Mean reversion is the tendency for the price of an asset to move back to its long-term average or mean after explosive moves to the up or downside. Traders can therefor capitalise on the end of these explosive moves by going long when the price has broken down and will revert up to the mean or short when there has been a strong move to the upside and the price will fall back to the mean. This strategy is often compared to trend following strategies in which the price tends to moving solely in one direction over a significant period with traders entering at the lows and exiting at the highs.
Mean reversion strategies can actually be used conjunction with a trend following strategy as trend following strategies will often pullback to the long-term mean. What is the mean? The mean is quite simply the average of a price over a time period.
In trading, the average can often be shown by using a moving average of mid points of ranging price. For instance, on a long term a significant average that is seen as the mean is the 200-period moving average. The 200-period moving average is used so often because of its length.
It provides an average over a significant period of time. Other averages that are often used include the 50 Period moving average and 100 period moving average. All three can be used in different ways to measure different reversions to the mean.
On a shorter timeframe, the Volume Weighted Average Price of VWAP is often used as a short-term measure of the mean as it adjust the price for the volume traded as well. What is the premise behind the strategy? The idea behind the strategy comes from the basic principles of supply and demand.
The price of an asset adjusts up and down until the there is a point of equilibrium or where the buyers and sellers reach a stalemate which then becomes the mean. Economic principals say that over time at some stage this phenomenon must occur. Therefore, even if the price of an asset or exploded, at some stage it will have to revert to the mean.
In addition, this process will occur regardless of the time frame. Over longer time frames, the process will still occur, although it may take much longer. For instance, if looking at the daily/weekly time frame, the process may take days and weeks to eventuate.
The examples below show how a simple mean reversion strategy can bring about large potential gains. Whilst this strategy can be extremely profitable it can also be risky because it can contradict some of the psychology that trading is built on especially in the short term. The mean reversion strategy requires the market to price assets based purely on the long-term supply and demand and markets do not always act rationally.
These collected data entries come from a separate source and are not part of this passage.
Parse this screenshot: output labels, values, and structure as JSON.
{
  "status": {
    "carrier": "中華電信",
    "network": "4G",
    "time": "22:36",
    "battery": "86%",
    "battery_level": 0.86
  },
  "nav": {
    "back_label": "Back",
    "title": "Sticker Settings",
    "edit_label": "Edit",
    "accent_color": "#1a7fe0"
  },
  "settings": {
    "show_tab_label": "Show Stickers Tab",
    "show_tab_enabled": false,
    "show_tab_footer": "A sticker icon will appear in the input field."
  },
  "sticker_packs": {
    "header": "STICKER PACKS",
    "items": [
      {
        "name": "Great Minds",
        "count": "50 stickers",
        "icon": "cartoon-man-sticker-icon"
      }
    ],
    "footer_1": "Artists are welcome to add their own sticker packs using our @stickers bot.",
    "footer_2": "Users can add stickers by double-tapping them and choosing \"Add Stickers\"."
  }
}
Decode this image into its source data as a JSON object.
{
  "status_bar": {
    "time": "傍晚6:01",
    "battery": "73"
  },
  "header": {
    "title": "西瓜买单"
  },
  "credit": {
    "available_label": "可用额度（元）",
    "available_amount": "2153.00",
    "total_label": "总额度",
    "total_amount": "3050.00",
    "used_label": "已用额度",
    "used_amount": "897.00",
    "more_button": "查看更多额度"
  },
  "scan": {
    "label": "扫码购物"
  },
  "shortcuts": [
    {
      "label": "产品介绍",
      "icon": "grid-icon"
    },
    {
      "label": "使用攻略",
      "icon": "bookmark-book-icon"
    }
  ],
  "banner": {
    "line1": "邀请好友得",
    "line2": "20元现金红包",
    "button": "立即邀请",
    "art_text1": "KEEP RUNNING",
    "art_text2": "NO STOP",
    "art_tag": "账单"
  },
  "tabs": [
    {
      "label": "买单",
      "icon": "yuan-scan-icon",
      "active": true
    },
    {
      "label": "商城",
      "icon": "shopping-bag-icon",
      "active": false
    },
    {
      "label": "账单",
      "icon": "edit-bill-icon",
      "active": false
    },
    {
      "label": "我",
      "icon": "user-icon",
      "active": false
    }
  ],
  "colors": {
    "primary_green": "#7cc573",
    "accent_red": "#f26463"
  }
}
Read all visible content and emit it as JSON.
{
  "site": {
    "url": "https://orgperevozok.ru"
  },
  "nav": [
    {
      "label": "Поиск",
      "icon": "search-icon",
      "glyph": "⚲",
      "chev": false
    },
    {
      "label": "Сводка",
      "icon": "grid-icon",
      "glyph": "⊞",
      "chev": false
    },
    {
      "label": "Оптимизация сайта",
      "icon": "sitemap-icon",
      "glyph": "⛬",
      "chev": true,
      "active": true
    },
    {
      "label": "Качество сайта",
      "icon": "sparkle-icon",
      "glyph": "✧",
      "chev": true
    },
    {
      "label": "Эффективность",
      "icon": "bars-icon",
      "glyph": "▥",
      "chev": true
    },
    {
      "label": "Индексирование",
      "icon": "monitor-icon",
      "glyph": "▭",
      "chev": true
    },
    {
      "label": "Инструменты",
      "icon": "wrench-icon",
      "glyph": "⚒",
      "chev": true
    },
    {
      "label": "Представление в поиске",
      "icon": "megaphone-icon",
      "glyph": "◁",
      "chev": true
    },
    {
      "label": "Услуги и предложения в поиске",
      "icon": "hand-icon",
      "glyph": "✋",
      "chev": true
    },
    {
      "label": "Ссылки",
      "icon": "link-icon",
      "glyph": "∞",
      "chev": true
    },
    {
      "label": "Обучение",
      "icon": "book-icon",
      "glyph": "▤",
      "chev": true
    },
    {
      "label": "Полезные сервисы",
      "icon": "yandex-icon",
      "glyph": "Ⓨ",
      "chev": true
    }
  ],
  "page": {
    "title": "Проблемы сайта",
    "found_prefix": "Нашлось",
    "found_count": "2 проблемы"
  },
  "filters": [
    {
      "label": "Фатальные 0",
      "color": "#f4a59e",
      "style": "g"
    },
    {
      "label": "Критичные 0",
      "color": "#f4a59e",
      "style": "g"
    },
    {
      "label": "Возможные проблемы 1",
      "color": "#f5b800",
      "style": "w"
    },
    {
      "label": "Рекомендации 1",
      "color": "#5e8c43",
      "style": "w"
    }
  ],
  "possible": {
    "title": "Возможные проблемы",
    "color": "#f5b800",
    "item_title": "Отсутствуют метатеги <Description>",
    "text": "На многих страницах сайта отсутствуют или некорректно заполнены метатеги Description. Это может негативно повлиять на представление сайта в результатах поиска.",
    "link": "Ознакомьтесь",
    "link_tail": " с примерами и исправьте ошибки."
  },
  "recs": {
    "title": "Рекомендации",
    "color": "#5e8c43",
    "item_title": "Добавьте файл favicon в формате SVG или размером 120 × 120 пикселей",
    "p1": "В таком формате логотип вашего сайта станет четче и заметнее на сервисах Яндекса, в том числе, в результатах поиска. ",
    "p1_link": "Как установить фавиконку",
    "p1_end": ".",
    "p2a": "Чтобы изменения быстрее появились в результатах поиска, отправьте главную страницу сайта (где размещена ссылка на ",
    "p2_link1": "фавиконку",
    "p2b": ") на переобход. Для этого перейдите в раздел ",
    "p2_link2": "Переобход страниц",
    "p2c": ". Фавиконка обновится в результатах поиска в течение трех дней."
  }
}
Emotions such as fear, and anxiety rule the market which lead to price action that can put pressure on these types of strategies. On both examples, after significant price movements towards the upside and downside, the prices peaked or bottomed and then returned to their long term mean indicated by the blue 200 period average.. Utilising a mean reversion strategy can provide high return opportunities for traders who can master the skill and strategy.